La peregrina iniciativa de que ayer jueves sólo circulasen los vehículos con matrícula impar en Madrid promovida por Manuela Carmena cumplió con creces su objetivo: colapsó las redes sociales con mensajes de ciudadanos comprensiblemente indignados y creó enormes complicaciones a todos los niveles.
Eso sí, apenas fue perceptible en los niveles de contaminación del aire; algo, por lo demás, esperable: apenas el 20 por ciento de la contaminación se debe a la circulación de coches y motos. Los responsables son en gran medida las calefacciones y emisiones de otro tipo, en especial industriales. El refuerzo del transporte público tampoco fue significativo, otro factor digno de estudio. En realidad, se trata de una medida cargada de sectarismo ideológico, muy poco efectiva pero que, sin embargo, consigue su fin: adquirir notoriedad.

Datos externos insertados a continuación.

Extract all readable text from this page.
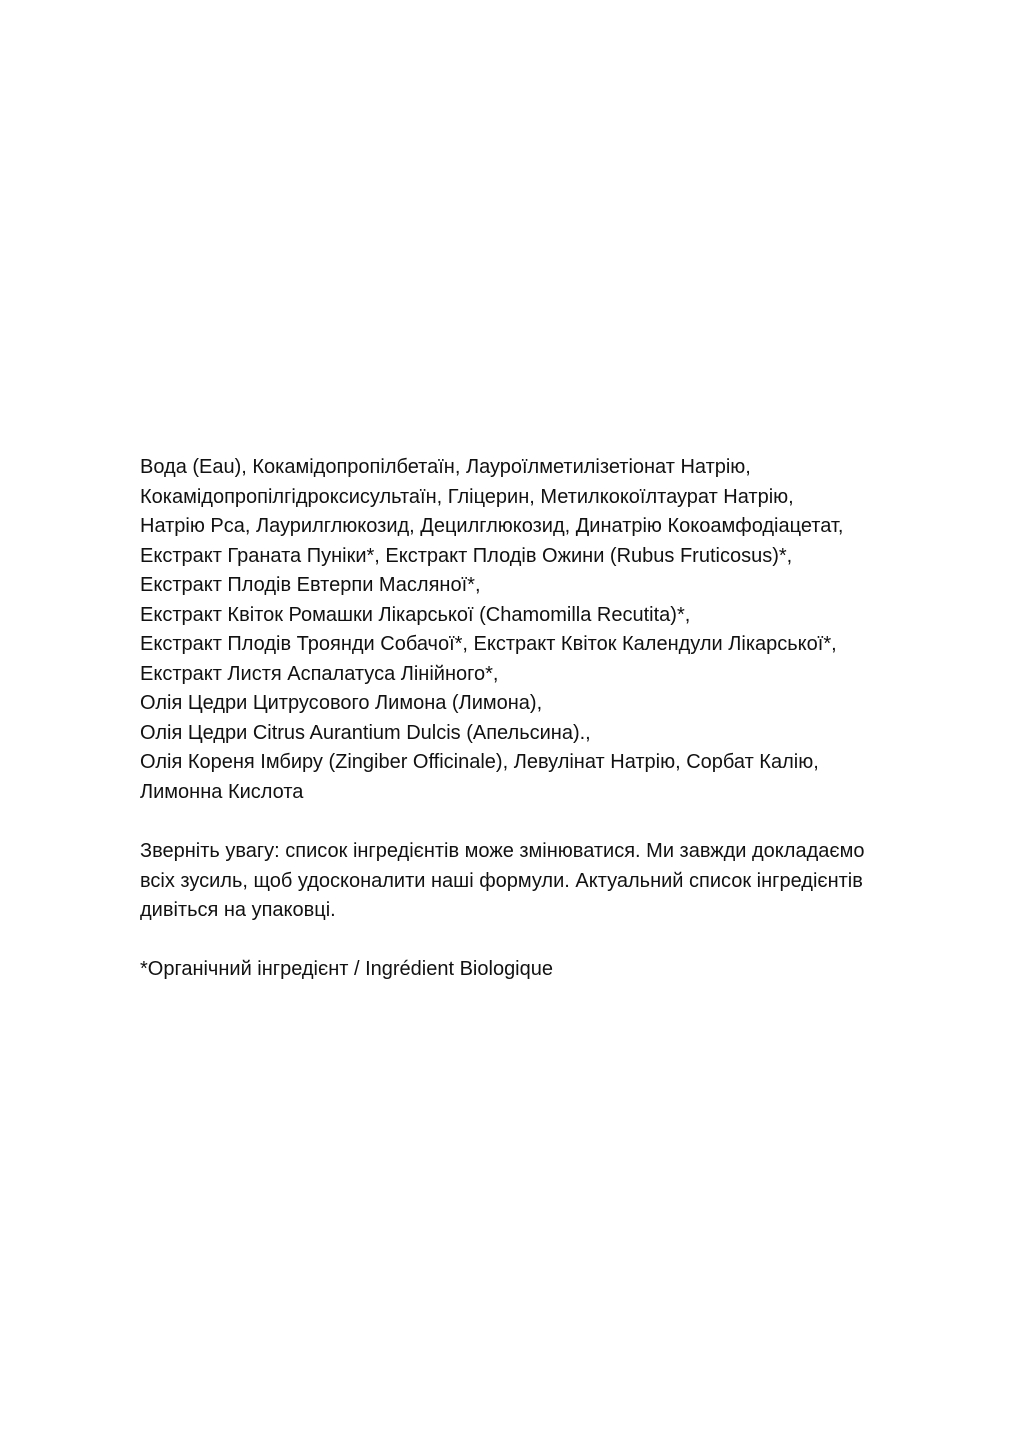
Вода (Eau), Кокамідопропілбетаїн, Лауроїлметилізетіонат Натрію,
Кокамідопропілгідроксисультаїн, Гліцерин, Метилкокоїлтаурат Натрію,
Натрію Pca, Лаурилглюкозид, Децилглюкозид, Динатрію Кокоамфодіацетат,
Екстракт Граната Пуніки*, Екстракт Плодів Ожини (Rubus Fruticosus)*,
Екстракт Плодів Евтерпи Масляної*,
Екстракт Квіток Ромашки Лікарської (Chamomilla Recutita)*,
Екстракт Плодів Троянди Собачої*, Екстракт Квіток Календули Лікарської*,
Екстракт Листя Аспалатуса Лінійного*,
Олія Цедри Цитрусового Лимона (Лимона),
Олія Цедри Citrus Aurantium Dulcis (Апельсина).,
Олія Кореня Імбиру (Zingiber Officinale), Левулінат Натрію, Сорбат Калію,
Лимонна Кислота
Зверніть увагу: список інгредієнтів може змінюватися. Ми завжди докладаємо
всіх зусиль, щоб удосконалити наші формули. Актуальний список інгредієнтів
дивіться на упаковці.
*Органічний інгредієнт / Ingrédient Biologique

La izquierda radical -con el apoyo del PSOE, conviene recordarlo- ha convertido Madrid en una pasarela agit prop. Sus concejales van de despropósito en despropósito -tuits antisemitas e injuriosos con las víctimas del terrorismo, profanar capillas, apoyar a inmigrantes ilegales cuando se amotinan en el CIES, okupas y top manta- y su alcaldesa permite que la corporación municipal haga un nuevo ridículo cada día.